Skip to main content

I always receive hostile reactions from vendors when I photograph their displays, and I never really understood why. It would make sense if it were an artist selling some of their original creations — they’d be justified in worrying that I might steal their ideas and replicate them on my own — but where the vendors are selling things like silk scarves or figurines or tchotchkes, I just don’t get it. Are they afraid I’ll mimic their displays? That I’m competition trying to scope them out and see what I’m up against? That I’ll sell their trade secrets? Or is it just that they don’t understand what I’m doing and their instinct is to defend their livelihood?

One thing I have found, however, is that more often than not when they come at you they come at you expecting a fight. And when you respond cheerfully and in a friendly, open manner it completely throws them off balance.

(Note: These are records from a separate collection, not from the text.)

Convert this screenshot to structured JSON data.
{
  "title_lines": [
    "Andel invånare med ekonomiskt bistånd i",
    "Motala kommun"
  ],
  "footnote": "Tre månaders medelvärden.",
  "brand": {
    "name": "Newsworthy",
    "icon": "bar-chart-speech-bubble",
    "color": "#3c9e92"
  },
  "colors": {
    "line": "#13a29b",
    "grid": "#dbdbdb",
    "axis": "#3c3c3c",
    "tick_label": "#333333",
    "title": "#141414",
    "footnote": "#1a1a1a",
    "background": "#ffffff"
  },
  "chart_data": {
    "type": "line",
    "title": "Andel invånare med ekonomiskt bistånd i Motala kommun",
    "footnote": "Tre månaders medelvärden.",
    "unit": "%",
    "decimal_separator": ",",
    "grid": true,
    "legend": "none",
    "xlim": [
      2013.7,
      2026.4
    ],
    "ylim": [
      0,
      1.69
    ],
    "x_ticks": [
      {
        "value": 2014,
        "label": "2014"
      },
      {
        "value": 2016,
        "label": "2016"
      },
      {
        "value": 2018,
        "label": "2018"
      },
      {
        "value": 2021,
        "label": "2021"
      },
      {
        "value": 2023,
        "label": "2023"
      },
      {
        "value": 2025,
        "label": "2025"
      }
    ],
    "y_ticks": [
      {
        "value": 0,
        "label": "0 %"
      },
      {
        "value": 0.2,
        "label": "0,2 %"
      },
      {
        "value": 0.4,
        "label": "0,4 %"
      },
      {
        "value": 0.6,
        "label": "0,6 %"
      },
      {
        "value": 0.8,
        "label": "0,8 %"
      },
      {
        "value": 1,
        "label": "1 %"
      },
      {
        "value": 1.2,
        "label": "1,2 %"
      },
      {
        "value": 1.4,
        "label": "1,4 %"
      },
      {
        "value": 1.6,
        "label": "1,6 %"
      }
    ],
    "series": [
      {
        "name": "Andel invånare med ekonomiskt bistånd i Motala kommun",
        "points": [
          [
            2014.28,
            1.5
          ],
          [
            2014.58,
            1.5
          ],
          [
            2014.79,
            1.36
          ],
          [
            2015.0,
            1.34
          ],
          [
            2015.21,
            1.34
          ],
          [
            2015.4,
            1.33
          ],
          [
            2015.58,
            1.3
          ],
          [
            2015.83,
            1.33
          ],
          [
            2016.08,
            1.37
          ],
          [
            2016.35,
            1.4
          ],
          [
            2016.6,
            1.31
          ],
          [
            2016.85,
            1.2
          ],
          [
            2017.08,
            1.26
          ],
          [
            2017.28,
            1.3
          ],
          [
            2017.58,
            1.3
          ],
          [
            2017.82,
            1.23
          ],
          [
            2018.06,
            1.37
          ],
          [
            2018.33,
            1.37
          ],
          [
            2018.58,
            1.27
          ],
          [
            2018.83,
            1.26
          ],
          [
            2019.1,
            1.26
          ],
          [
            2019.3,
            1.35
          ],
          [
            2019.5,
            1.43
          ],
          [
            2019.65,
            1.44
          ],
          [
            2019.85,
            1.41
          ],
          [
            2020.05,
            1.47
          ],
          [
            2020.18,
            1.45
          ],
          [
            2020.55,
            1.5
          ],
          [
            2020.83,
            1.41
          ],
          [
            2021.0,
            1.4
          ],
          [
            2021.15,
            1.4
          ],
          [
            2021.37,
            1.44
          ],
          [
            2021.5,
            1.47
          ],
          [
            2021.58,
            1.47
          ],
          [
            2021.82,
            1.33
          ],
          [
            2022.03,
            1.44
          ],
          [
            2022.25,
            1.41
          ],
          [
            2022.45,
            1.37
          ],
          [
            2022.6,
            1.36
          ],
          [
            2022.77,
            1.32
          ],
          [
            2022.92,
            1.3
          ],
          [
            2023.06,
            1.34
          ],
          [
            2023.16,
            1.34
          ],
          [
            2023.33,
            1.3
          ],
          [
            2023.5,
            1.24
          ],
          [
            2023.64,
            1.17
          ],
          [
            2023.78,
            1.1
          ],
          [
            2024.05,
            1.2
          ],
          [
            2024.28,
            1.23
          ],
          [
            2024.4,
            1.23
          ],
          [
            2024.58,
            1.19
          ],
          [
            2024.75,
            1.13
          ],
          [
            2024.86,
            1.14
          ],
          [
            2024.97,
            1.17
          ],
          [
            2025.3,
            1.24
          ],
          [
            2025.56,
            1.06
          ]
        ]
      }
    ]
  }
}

I took this photo while walking around TriBeCa on Friday. It was a stall selling silk ties and pashminas, and I loved the way the patterns and colors looked almost like a painter’s palette. I leaned over, fired a couple of shots of the display, and continued along my way. Not two steps later, the vendor walked right up to me and angrily asked

“Why are you taking pictures?”

“Because they’re pretty!” I smiled.

From his sudden silence I could tell this was not the response he was expecting. A fight, maybe. Or a stuttered apology as I shrank away. But not a cheery rejoinder. I followed up quickly by turning the camera around and showing him the LCD.

“See what a pretty pattern they make? Don’t worry,” I laughed, “I’m not going to steal your ideas or sell them to anyone. I just thought it made a pretty picture.”

If my first response was the sucker punch, this was the haymaker. He looked at me quizzically, eyes slitted, unsure of what to say. After a beat he shrugged almost imperceptibly and went back to his seat. He either saw me as someone who wasn’t a threat, or just someone too dumb to bother arguing with. In either case, I wasn’t worth his time.

I returned my camera to my side and continued along my merry way, making sure to stop not ten feet later and take a picture of something else, just to show that it wasn’t just his wares I was interested in. Just in case he was watching.